El axioma estadounidense es que cualquier negro acusado de algún delito se presume culpable, mientras que cualquier blanco que mata a un afroamericano es probablemente inocente. Los porcentajes de reclusos no blancos en la población carcelaria no dejan dudas del patrón racista que usa la justicia para juzgar a la delincuencia.
El virus racial, combinado con la xenofobia, no es una exclusiva patología yanqui. Es una creación de la modernidad europea, que se aplicó en America, Africa y Asia, operando como fundamento para el desarrollo de su política imperial de conquista. Como señala Jose Gandarilla, en su libro Colonialismo neoliberal (Ediciones Herramienta, 2018), se trata de «la pretensión de colocar sus valores en un estatus inalcanzable… para moldear el mundo conforme a sus sistema mundo colonial y eurocentrado”.
Junto con la cultura de conquista, violencia, exterminio, apropiación, destrucción y deshumanización, como sostiene Roxanne Dumbar Ortiz en La Historia indigena de Estados Unidos (Capitan Swing, 2018), los europeos también trajeron la propiedad privada sobre la tierra y las personas.
Hoy las guerras, el hambre y la injustica, heredadas del sistema colonial y las vigentes estructuras neocoloniales y neoliberales del capitalismo depredador, han multiplicado las migraciones de los que nada tienen salvo su vida, frente a las cuales Europa asiste al crecimiento de las ideas y el poder de una extrema derecha que explota sentimientos cargados de odio y rencor que canalizan históricas lógicas raciales y xenófobas, pero que aparecen como vehículo para el resentimiento ante la impotencia y desesperanza generada por la crisis socio económica y ambiental que la pandemia del Covid expuso en toda su dimensión.

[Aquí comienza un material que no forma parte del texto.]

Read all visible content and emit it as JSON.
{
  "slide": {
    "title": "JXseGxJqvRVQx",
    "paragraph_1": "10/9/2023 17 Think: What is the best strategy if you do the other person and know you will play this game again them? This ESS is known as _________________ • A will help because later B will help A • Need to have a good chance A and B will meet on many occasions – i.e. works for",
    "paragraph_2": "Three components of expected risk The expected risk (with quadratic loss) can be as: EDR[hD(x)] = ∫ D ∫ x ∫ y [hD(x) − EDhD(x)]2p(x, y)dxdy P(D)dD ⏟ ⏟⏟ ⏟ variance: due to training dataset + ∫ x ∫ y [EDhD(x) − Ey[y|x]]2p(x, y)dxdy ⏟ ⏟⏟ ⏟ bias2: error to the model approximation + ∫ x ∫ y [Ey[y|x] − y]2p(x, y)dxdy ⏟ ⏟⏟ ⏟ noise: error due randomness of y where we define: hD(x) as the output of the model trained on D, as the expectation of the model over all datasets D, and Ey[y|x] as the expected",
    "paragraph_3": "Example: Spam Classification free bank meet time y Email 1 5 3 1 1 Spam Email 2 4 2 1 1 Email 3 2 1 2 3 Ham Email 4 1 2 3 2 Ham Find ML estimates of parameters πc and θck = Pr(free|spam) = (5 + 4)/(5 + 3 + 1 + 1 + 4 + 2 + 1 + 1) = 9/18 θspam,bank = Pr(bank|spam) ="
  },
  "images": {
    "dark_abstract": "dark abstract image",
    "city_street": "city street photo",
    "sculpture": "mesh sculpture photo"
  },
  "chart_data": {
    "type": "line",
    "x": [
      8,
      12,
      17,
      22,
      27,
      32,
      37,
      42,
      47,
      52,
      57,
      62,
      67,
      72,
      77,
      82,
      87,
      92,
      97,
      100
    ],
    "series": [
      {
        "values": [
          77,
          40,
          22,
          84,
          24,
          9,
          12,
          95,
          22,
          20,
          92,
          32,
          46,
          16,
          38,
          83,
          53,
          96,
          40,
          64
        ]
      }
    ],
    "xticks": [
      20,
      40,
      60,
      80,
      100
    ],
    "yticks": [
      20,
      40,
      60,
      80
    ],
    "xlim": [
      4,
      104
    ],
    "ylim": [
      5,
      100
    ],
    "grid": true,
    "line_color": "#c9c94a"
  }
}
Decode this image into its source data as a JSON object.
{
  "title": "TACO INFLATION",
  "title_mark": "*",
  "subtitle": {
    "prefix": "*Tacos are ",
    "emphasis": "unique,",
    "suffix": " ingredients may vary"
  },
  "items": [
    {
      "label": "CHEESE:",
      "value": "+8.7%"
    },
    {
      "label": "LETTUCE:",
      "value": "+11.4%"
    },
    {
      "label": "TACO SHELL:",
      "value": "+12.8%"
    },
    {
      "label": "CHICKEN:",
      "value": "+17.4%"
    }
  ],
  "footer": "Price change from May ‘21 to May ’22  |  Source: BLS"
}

Nuestra América es también escenario de estas migraciones a intensas y renovadas formas explícitas de racismo y sus políticas represivas, como lo prueban los gobiernos de Jair Bolsonaro en Brasil y de Mauricio Macri en nuestro país. El actual funcionario de la FIFA incluso declaró sin pudor que ”los alemanes son una raza superior”, reproduciendo construcciones estigmatizantes, basadas en estereotipos discriminatorios e impulsadas por operaciones mediáticas que contribuyen a crear el consenso necesario para su despliegue. Los pueblos originarios y los afrodescendientes son objeto sistemático de estas políticas racistas y supremacistas y a diario podemos ver cómo se los humilla, persigue y encarcela en casi todas las regiones de nuestro continente. Si sos joven, pobre y de piel oscura, tus probabilidades de ser víctima del gatillo fácil se multiplican. Los golpes de las derechas en Bolivia y Perú, en Santa Cruz de la Sierra y en Lima, muestran a su vez como las sinrazones políticas llevan estampadas la impronta racista.
Los partidos políticos del orden, la justicia, los medios que brindan su espacio a nefastos personajes de corte fascista que reclaman más acción de los aparatos represivos del Estado, son funcionales a los poderes fácticos que, junto con la naturalización del racismo y la indiferencia social, siguen matando al ruiseñor.